Problem
Suppose $p_0, p_1, \dots, p_m \in \mathcal{P}(\mathbb{F})$ are such that each $p_j$ has degree $j$. Prove that $p_0, p_1, \dots, p_m$ is a basis of $\mathcal{P}_m(\mathbb{F})$
Solution
Proceed by induction on $m$.
BC: Let $m = 0$, then $p_0 = a_0z^0 = a_0$ is a basis for $\textrm{span}(a_0) = \textrm{span}(1) = \mathcal{P}_0(\mathbb{F})$.
IH: Suppose that for some $m = k \in \mathbb{N}$ we have $p_0, p_1, \dots, p_k$ is a basis for $\mathcal{P}_k(\mathbb{F})$ if $p_0, p_1, \dots, p_k \in \mathcal{P}(\mathbb{F})$ are such that each $p_j$ has degree $j$.

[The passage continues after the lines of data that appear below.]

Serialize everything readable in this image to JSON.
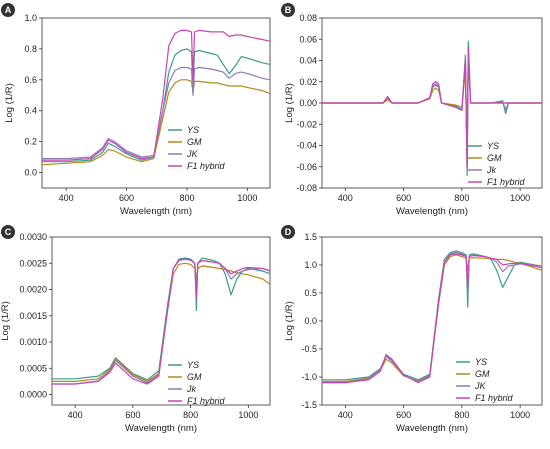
{
  "figure": {
    "panels": [
      {
        "letter": "A",
        "xlabel": "Wavelength (nm)",
        "ylabel": "Log (1/R)",
        "xticks": [
          "400",
          "600",
          "800",
          "1000"
        ],
        "yticks": [
          "0.0",
          "0.2",
          "0.4",
          "0.6",
          "0.8",
          "1.0"
        ],
        "legend": [
          "YS",
          "GM",
          "JK",
          "F1 hybrid"
        ]
      },
      {
        "letter": "B",
        "xlabel": "Wavelength (nm)",
        "ylabel": "Log (1/R)",
        "xticks": [
          "400",
          "600",
          "800",
          "1000"
        ],
        "yticks": [
          "0.08",
          "0.06",
          "0.04",
          "0.02",
          "0.00",
          "-0.02",
          "-0.04",
          "-0.06",
          "-0.08"
        ],
        "legend": [
          "YS",
          "GM",
          "Jk",
          "F1 hybrid"
        ]
      },
      {
        "letter": "C",
        "xlabel": "Wavelength (nm)",
        "ylabel": "Log (1/R)",
        "xticks": [
          "400",
          "600",
          "800",
          "1000"
        ],
        "yticks": [
          "0.0030",
          "0.0025",
          "0.0020",
          "0.0015",
          "0.0010",
          "0.0005",
          "0.0000"
        ],
        "legend": [
          "YS",
          "GM",
          "Jk",
          "F1 hybrid"
        ]
      },
      {
        "letter": "D",
        "xlabel": "Wavelength (nm)",
        "ylabel": "Log (1/R)",
        "xticks": [
          "400",
          "600",
          "800",
          "1000"
        ],
        "yticks": [
          "1.5",
          "1.0",
          "0.5",
          "0.0",
          "-0.5",
          "-1.0",
          "-1.5"
        ],
        "legend": [
          "YS",
          "GM",
          "JK",
          "F1 hybrid"
        ]
      }
    ]
  },
  "series_colors": [
    "#3a9c8a",
    "#b5891c",
    "#9179b9",
    "#c646b3"
  ],
  "chart_data": [
    {
      "type": "line",
      "xlim": [
        320,
        1075
      ],
      "ylim": [
        -0.1,
        1.0
      ],
      "series": [
        {
          "name": "YS",
          "x": [
            320,
            400,
            480,
            520,
            540,
            560,
            600,
            650,
            690,
            720,
            740,
            760,
            780,
            800,
            815,
            820,
            825,
            840,
            880,
            900,
            920,
            940,
            960,
            980,
            1000,
            1050,
            1075
          ],
          "y": [
            0.07,
            0.07,
            0.08,
            0.13,
            0.19,
            0.17,
            0.12,
            0.08,
            0.1,
            0.4,
            0.65,
            0.76,
            0.79,
            0.8,
            0.78,
            0.55,
            0.78,
            0.79,
            0.77,
            0.76,
            0.7,
            0.64,
            0.69,
            0.75,
            0.74,
            0.71,
            0.7
          ]
        },
        {
          "name": "GM",
          "x": [
            320,
            400,
            480,
            520,
            540,
            560,
            600,
            650,
            690,
            720,
            740,
            760,
            780,
            800,
            815,
            820,
            825,
            840,
            880,
            900,
            920,
            940,
            960,
            980,
            1000,
            1050,
            1075
          ],
          "y": [
            0.05,
            0.06,
            0.07,
            0.11,
            0.15,
            0.14,
            0.1,
            0.07,
            0.09,
            0.35,
            0.52,
            0.58,
            0.6,
            0.6,
            0.59,
            0.52,
            0.59,
            0.59,
            0.58,
            0.58,
            0.57,
            0.56,
            0.56,
            0.56,
            0.55,
            0.53,
            0.51
          ]
        },
        {
          "name": "JK",
          "x": [
            320,
            400,
            480,
            520,
            540,
            560,
            600,
            650,
            690,
            720,
            740,
            760,
            780,
            800,
            815,
            820,
            825,
            840,
            880,
            900,
            920,
            940,
            960,
            980,
            1000,
            1050,
            1075
          ],
          "y": [
            0.09,
            0.09,
            0.1,
            0.16,
            0.22,
            0.2,
            0.14,
            0.1,
            0.11,
            0.4,
            0.58,
            0.66,
            0.68,
            0.68,
            0.67,
            0.5,
            0.67,
            0.68,
            0.67,
            0.66,
            0.65,
            0.61,
            0.64,
            0.65,
            0.64,
            0.61,
            0.6
          ]
        },
        {
          "name": "F1 hybrid",
          "x": [
            320,
            400,
            480,
            520,
            540,
            560,
            600,
            650,
            690,
            720,
            740,
            760,
            780,
            800,
            815,
            820,
            825,
            840,
            880,
            900,
            920,
            940,
            960,
            980,
            1000,
            1050,
            1075
          ],
          "y": [
            0.08,
            0.08,
            0.09,
            0.15,
            0.21,
            0.19,
            0.13,
            0.09,
            0.1,
            0.48,
            0.82,
            0.9,
            0.92,
            0.92,
            0.91,
            0.6,
            0.91,
            0.92,
            0.91,
            0.91,
            0.91,
            0.88,
            0.89,
            0.89,
            0.88,
            0.86,
            0.85
          ]
        }
      ]
    },
    {
      "type": "line",
      "xlim": [
        320,
        1075
      ],
      "ylim": [
        -0.08,
        0.08
      ],
      "series": [
        {
          "name": "YS",
          "x": [
            320,
            400,
            500,
            530,
            545,
            560,
            600,
            650,
            690,
            700,
            710,
            720,
            730,
            780,
            800,
            812,
            818,
            822,
            830,
            860,
            900,
            940,
            950,
            960,
            1000,
            1050,
            1075
          ],
          "y": [
            0.0,
            0.0,
            0.0,
            0.0,
            0.005,
            0.0,
            0.0,
            0.0,
            0.005,
            0.015,
            0.017,
            0.015,
            0.0,
            -0.003,
            -0.006,
            0.045,
            -0.068,
            0.058,
            0.0,
            0.0,
            0.0,
            0.002,
            -0.01,
            0.0,
            0.0,
            0.0,
            0.0
          ]
        },
        {
          "name": "GM",
          "x": [
            320,
            400,
            500,
            530,
            545,
            560,
            600,
            650,
            690,
            700,
            710,
            720,
            730,
            780,
            800,
            812,
            818,
            822,
            830,
            860,
            900,
            940,
            950,
            960,
            1000,
            1050,
            1075
          ],
          "y": [
            0.0,
            0.0,
            0.0,
            0.0,
            0.003,
            0.0,
            0.0,
            0.0,
            0.004,
            0.012,
            0.014,
            0.012,
            0.0,
            -0.002,
            -0.004,
            0.03,
            -0.05,
            0.04,
            0.0,
            0.0,
            0.0,
            0.0,
            0.0,
            0.0,
            0.0,
            0.0,
            0.0
          ]
        },
        {
          "name": "Jk",
          "x": [
            320,
            400,
            500,
            530,
            545,
            560,
            600,
            650,
            690,
            700,
            710,
            720,
            730,
            780,
            800,
            812,
            818,
            822,
            830,
            860,
            900,
            940,
            950,
            960,
            1000,
            1050,
            1075
          ],
          "y": [
            0.0,
            0.0,
            0.0,
            0.0,
            0.006,
            0.0,
            0.0,
            0.0,
            0.005,
            0.016,
            0.018,
            0.016,
            0.0,
            -0.004,
            -0.007,
            0.042,
            -0.06,
            0.05,
            0.0,
            0.0,
            0.0,
            0.001,
            -0.006,
            0.0,
            0.0,
            0.0,
            0.0
          ]
        },
        {
          "name": "F1 hybrid",
          "x": [
            320,
            400,
            500,
            530,
            545,
            560,
            600,
            650,
            690,
            700,
            710,
            720,
            730,
            780,
            800,
            812,
            818,
            822,
            830,
            860,
            900,
            940,
            950,
            960,
            1000,
            1050,
            1075
          ],
          "y": [
            0.0,
            0.0,
            0.0,
            0.0,
            0.006,
            0.0,
            0.0,
            0.0,
            0.005,
            0.018,
            0.02,
            0.018,
            0.0,
            -0.004,
            -0.007,
            0.04,
            -0.062,
            0.052,
            0.0,
            0.0,
            0.0,
            0.0,
            0.0,
            0.0,
            0.0,
            0.0,
            0.0
          ]
        }
      ]
    },
    {
      "type": "line",
      "xlim": [
        320,
        1075
      ],
      "ylim": [
        -0.0002,
        0.003
      ],
      "series": [
        {
          "name": "YS",
          "x": [
            320,
            400,
            480,
            520,
            540,
            560,
            600,
            650,
            690,
            720,
            740,
            760,
            780,
            800,
            815,
            820,
            825,
            840,
            880,
            900,
            920,
            940,
            960,
            980,
            1000,
            1050,
            1075
          ],
          "y": [
            0.0003,
            0.0003,
            0.00035,
            0.0005,
            0.0007,
            0.0006,
            0.0004,
            0.00028,
            0.00045,
            0.0017,
            0.0024,
            0.00258,
            0.0026,
            0.00258,
            0.0025,
            0.0016,
            0.0025,
            0.0026,
            0.00255,
            0.0025,
            0.0023,
            0.0019,
            0.0022,
            0.00235,
            0.0024,
            0.00235,
            0.0023
          ]
        },
        {
          "name": "GM",
          "x": [
            320,
            400,
            480,
            520,
            540,
            560,
            600,
            650,
            690,
            720,
            740,
            760,
            780,
            800,
            815,
            820,
            825,
            840,
            880,
            900,
            920,
            940,
            960,
            980,
            1000,
            1050,
            1075
          ],
          "y": [
            0.00025,
            0.00025,
            0.0003,
            0.00048,
            0.00068,
            0.00058,
            0.00038,
            0.00025,
            0.0004,
            0.0016,
            0.0023,
            0.00248,
            0.0025,
            0.00248,
            0.0024,
            0.0022,
            0.0024,
            0.00245,
            0.00242,
            0.0024,
            0.00238,
            0.00235,
            0.00232,
            0.0023,
            0.00228,
            0.0022,
            0.0021
          ]
        },
        {
          "name": "Jk",
          "x": [
            320,
            400,
            480,
            520,
            540,
            560,
            600,
            650,
            690,
            720,
            740,
            760,
            780,
            800,
            815,
            820,
            825,
            840,
            880,
            900,
            920,
            940,
            960,
            980,
            1000,
            1050,
            1075
          ],
          "y": [
            0.0002,
            0.0002,
            0.00026,
            0.00045,
            0.00065,
            0.00055,
            0.00035,
            0.00022,
            0.00038,
            0.0016,
            0.0024,
            0.00256,
            0.00258,
            0.00256,
            0.0025,
            0.0018,
            0.0025,
            0.00255,
            0.00252,
            0.0025,
            0.0024,
            0.0022,
            0.0023,
            0.00235,
            0.00238,
            0.0024,
            0.00236
          ]
        },
        {
          "name": "F1 hybrid",
          "x": [
            320,
            400,
            480,
            520,
            540,
            560,
            600,
            650,
            690,
            720,
            740,
            760,
            780,
            800,
            815,
            820,
            825,
            840,
            880,
            900,
            920,
            940,
            960,
            980,
            1000,
            1050,
            1075
          ],
          "y": [
            0.0002,
            0.0002,
            0.00025,
            0.00042,
            0.0006,
            0.0005,
            0.0003,
            0.0002,
            0.00035,
            0.0016,
            0.0024,
            0.00255,
            0.00258,
            0.00256,
            0.0025,
            0.0019,
            0.0025,
            0.00255,
            0.00252,
            0.0025,
            0.0024,
            0.0023,
            0.00235,
            0.0024,
            0.00242,
            0.0024,
            0.00235
          ]
        }
      ]
    },
    {
      "type": "line",
      "xlim": [
        320,
        1075
      ],
      "ylim": [
        -1.5,
        1.5
      ],
      "series": [
        {
          "name": "YS",
          "x": [
            320,
            400,
            480,
            520,
            540,
            560,
            600,
            650,
            690,
            720,
            740,
            760,
            780,
            800,
            815,
            820,
            825,
            840,
            880,
            900,
            920,
            940,
            960,
            980,
            1000,
            1050,
            1075
          ],
          "y": [
            -1.05,
            -1.05,
            -1.0,
            -0.85,
            -0.62,
            -0.7,
            -0.95,
            -1.05,
            -0.95,
            0.4,
            1.1,
            1.22,
            1.25,
            1.22,
            1.18,
            0.25,
            1.18,
            1.2,
            1.15,
            1.1,
            0.9,
            0.6,
            0.8,
            1.0,
            1.05,
            1.0,
            0.98
          ]
        },
        {
          "name": "GM",
          "x": [
            320,
            400,
            480,
            520,
            540,
            560,
            600,
            650,
            690,
            720,
            740,
            760,
            780,
            800,
            815,
            820,
            825,
            840,
            880,
            900,
            920,
            940,
            960,
            980,
            1000,
            1050,
            1075
          ],
          "y": [
            -1.08,
            -1.08,
            -1.02,
            -0.88,
            -0.68,
            -0.75,
            -0.98,
            -1.07,
            -0.97,
            0.3,
            1.0,
            1.15,
            1.18,
            1.15,
            1.12,
            0.9,
            1.12,
            1.13,
            1.12,
            1.12,
            1.1,
            1.1,
            1.08,
            1.05,
            1.03,
            0.95,
            0.9
          ]
        },
        {
          "name": "JK",
          "x": [
            320,
            400,
            480,
            520,
            540,
            560,
            600,
            650,
            690,
            720,
            740,
            760,
            780,
            800,
            815,
            820,
            825,
            840,
            880,
            900,
            920,
            940,
            960,
            980,
            1000,
            1050,
            1075
          ],
          "y": [
            -1.1,
            -1.1,
            -1.03,
            -0.86,
            -0.63,
            -0.72,
            -0.97,
            -1.08,
            -0.98,
            0.35,
            1.05,
            1.2,
            1.22,
            1.2,
            1.15,
            0.5,
            1.15,
            1.18,
            1.15,
            1.12,
            1.05,
            0.88,
            0.98,
            1.0,
            1.02,
            1.0,
            0.98
          ]
        },
        {
          "name": "F1 hybrid",
          "x": [
            320,
            400,
            480,
            520,
            540,
            560,
            600,
            650,
            690,
            720,
            740,
            760,
            780,
            800,
            815,
            820,
            825,
            840,
            880,
            900,
            920,
            940,
            960,
            980,
            1000,
            1050,
            1075
          ],
          "y": [
            -1.1,
            -1.1,
            -1.05,
            -0.9,
            -0.6,
            -0.68,
            -0.96,
            -1.1,
            -1.0,
            0.35,
            1.05,
            1.18,
            1.2,
            1.18,
            1.15,
            0.6,
            1.15,
            1.17,
            1.15,
            1.12,
            1.1,
            1.0,
            1.02,
            1.03,
            1.03,
            0.98,
            0.95
          ]
        }
      ]
    }
  ]
}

IS: If $p_0, p_1, \dots, p_k, p_{k+1} \in \mathcal{P}(\mathbb{F})$ are such that each $p_j$ has degree $j$. Then $p_{k+1}$ cannot be written in terms of the polynomials $p_0, p_1, \dots, p_k$, as the $z^{k+1}$ cannot be written as a linear combination of lower degree terms. Therefore by P2A11 and the IH, the list $p_0, p_1, \dots, p_k, p_{k+1}$ is therefore a basis for $\mathcal{P}_{k+1}(\mathbb{F})$. Therefore by PMI, it must hold for all $k \in \mathbb{N}_0$.